February 04, 2026

Now Queen is LGBT Propaganda


Now Queen is LGBT Propaganda
Members of the British band Queen dressed in drag for their "I Want To Break Free" music video. Verstka, Telegram.

On January 31, a Moscow man was fined for posting pictures of the members of the band Queen in drag from the music video of their song "I Want to Break Free." The court determined that the man was guilty of spreading "LGBT propaganda."

On March 26, 2025, Muscovite David Gevondian, 21, was charged with "extremist and LGBT propaganda." He was accused of posting images on his VKontakte page of "men dressed in women's clothes and accessories (children's hairclips)," "men dressed in women's clothes," and men kissing. A city court considered these pictures "LGBT propaganda." Gevodian was fined R100,000 ($1,309) for each image.

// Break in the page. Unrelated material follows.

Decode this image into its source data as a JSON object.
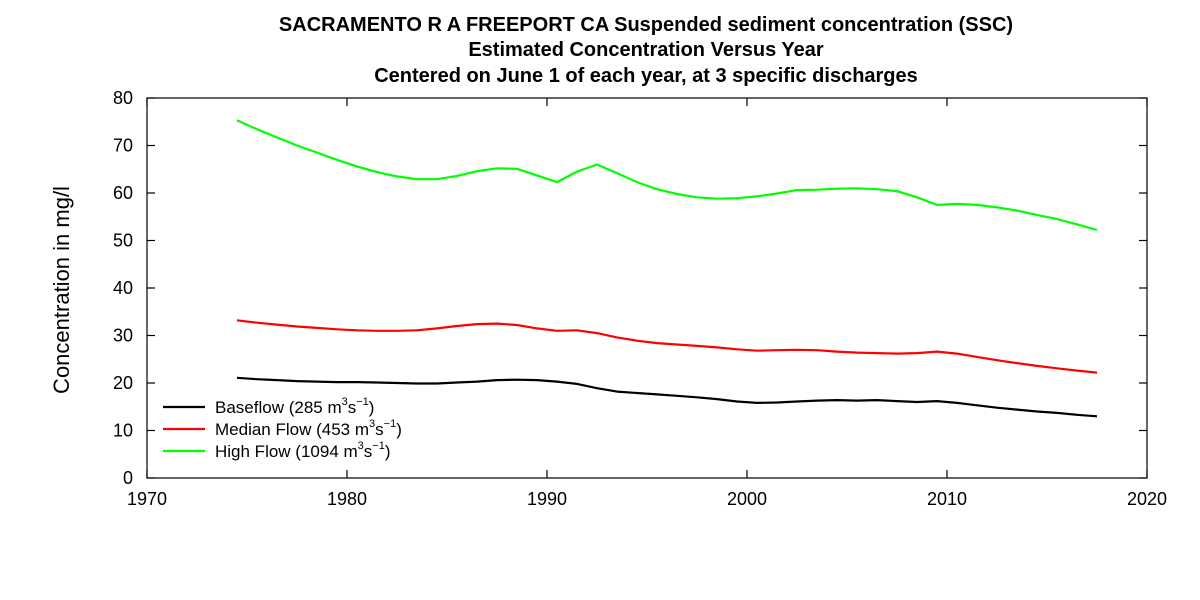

While facing "LGBT propaganda" charges, Gevondian was also accused of "extremism" for allegedly posting images of an organization called "Ukrainian Insurgent Army" with the caption "Russia and a car brand are brothers forever." He also reportedly accompanied his post with a picture of two hanging men. Gevondian was sentenced to ten days in administrative jail. Mediazona, which originally broke the story, could not find the original post.

Gevondian challenged the charges of "LGBT propaganda." He claimed that the images were stills from the British band Queen's 1984 music video, for their song "I Want to Break Free," so it was not LGBT propaganda. However, the judge rejected his claims, saying, "Posting a photo of Queen members dressed in women's clothing has no musical connotation." The court claimed that Gevondian's post provided "positive assessments of the rationale for non-traditional sexual relations" and that it "distorted" relationships between men and women, "destroying family values."